To use WPA to find high context switching threads

  1. Generate an event trace log (ETL) file. For details, see Common steps.

  2. Apply the ThreadContextSwitch.wpaProfile WPA profile as described in Common steps. Figure 4 shows you what the new analysis tab should look like.

    Figure 4. A WPA CPU Usage (Precise) Context Switch Count by Process Thread view , showing a high context switch count.

    Screenshot showing a WPA CPU Usage Precise Context Switch Count by Process Thread view, showing a high context switch count.

    Note

    You might notice that System in figure 4 also has a significant number of context switches using 1.34 percent of the CPU resources. This is because of the overhead of gathering ETL data. While ETL events are lightweight, the trace still gathers call stack data on every context switch. In this case, more than 8 million times in 30 seconds, which can have a small effect.

  3. Zoom in to a one-second area that looks like it might have an instance of high context switching.

  4. You can see which threads have the highest number of context switches by looking at the Count column in the data table in figure 5. There might be threads with similar counts, which could indicate that these threads are toggling between each other.

    Figure 5. A time interval that shows what it looks like when the context switch rate is high. Note that the scale is adjusted to fit the view.

    Screenshot of a time interval that shows what it looks like when the context switch rate is high. Note that the scale is adjusted to fit the view.

  5. Find the relevant location in your code by expanding the call stacks that have the highest count.

  6. Locate other threads that might be using the same primitive or function by selecting Find In Column in the right-click menu of the table (see figure 6).

    Figure 6. Use the Search feature to locate all calls to the AcquireLock function, which was found to causes frequent context switches.

    Screenshot that shows how to use the Search feature to locate all calls to the AcquireLock function, which was found to causes frequent context switches.
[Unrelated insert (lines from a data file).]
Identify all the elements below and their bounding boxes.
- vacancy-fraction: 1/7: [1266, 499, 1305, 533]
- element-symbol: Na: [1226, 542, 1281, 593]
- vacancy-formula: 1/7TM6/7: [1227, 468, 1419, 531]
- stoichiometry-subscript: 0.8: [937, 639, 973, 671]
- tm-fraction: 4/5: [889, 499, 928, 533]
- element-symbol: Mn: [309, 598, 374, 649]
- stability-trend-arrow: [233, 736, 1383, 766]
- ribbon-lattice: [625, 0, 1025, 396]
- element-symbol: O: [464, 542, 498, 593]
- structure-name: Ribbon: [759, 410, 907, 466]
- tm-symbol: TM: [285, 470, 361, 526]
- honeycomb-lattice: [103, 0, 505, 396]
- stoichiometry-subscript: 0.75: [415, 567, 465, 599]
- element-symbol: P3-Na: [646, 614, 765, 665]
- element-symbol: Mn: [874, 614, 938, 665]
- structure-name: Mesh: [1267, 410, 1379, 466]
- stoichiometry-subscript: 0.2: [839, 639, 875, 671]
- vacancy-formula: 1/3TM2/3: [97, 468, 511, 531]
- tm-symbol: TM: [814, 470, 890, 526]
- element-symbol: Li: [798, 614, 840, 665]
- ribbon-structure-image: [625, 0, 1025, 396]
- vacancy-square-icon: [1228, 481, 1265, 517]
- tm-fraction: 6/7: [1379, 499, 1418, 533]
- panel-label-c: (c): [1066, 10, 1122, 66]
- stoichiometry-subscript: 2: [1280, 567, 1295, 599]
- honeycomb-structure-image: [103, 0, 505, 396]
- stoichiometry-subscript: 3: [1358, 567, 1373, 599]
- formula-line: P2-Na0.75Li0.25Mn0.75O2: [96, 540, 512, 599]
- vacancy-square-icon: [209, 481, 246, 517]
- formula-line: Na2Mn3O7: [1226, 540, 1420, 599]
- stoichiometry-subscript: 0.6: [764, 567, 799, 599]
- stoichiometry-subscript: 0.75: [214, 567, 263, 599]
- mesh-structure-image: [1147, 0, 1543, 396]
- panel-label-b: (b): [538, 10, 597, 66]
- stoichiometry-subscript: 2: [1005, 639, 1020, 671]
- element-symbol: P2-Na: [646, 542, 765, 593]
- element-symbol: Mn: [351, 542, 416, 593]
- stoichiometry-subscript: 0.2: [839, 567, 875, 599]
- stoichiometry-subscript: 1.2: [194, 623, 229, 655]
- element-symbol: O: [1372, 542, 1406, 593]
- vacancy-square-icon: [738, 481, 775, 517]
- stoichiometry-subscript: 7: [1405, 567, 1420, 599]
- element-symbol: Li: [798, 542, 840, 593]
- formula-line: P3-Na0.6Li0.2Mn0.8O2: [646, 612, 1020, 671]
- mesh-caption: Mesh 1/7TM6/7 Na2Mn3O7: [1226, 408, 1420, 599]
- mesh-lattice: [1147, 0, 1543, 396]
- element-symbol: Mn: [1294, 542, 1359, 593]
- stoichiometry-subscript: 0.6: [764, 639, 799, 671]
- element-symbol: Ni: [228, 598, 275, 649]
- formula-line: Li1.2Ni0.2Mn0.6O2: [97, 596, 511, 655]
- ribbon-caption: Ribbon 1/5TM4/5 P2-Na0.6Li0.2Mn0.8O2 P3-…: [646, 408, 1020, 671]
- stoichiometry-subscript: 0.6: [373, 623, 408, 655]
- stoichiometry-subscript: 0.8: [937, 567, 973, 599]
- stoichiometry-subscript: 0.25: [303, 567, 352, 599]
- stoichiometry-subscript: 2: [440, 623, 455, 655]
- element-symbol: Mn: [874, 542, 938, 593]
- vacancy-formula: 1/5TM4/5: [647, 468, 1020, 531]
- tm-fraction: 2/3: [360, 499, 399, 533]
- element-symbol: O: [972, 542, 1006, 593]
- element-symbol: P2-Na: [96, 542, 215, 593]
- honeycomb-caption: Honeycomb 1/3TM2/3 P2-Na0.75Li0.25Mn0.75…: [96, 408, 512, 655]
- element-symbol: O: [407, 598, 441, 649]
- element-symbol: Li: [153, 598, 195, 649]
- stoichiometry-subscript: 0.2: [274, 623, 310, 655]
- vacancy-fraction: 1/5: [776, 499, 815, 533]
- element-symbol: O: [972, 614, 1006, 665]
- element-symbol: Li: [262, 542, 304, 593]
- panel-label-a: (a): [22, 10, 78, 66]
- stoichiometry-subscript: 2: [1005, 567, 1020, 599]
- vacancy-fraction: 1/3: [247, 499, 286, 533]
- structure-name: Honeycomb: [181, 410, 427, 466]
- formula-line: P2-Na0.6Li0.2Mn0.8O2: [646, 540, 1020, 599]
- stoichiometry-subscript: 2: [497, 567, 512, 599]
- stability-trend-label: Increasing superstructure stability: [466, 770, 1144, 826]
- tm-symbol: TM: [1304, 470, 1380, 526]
Common causes of high context switch counts

The following table lists common causes for high rates of context switching.

Cause Reason
Contention on a threading primitive. For example, a Critical section. Too many title threads are using the same CRITICAL_SECTION.
SwitchToThread in a tight loop with other threads that are *ready to run *. Whenever another thread is ready to run, it always results in a context switch.
Rapidly switching high priority threads to ready to run. The OS automatically performs a context switch whenever a higher priority thread becomes unblocked.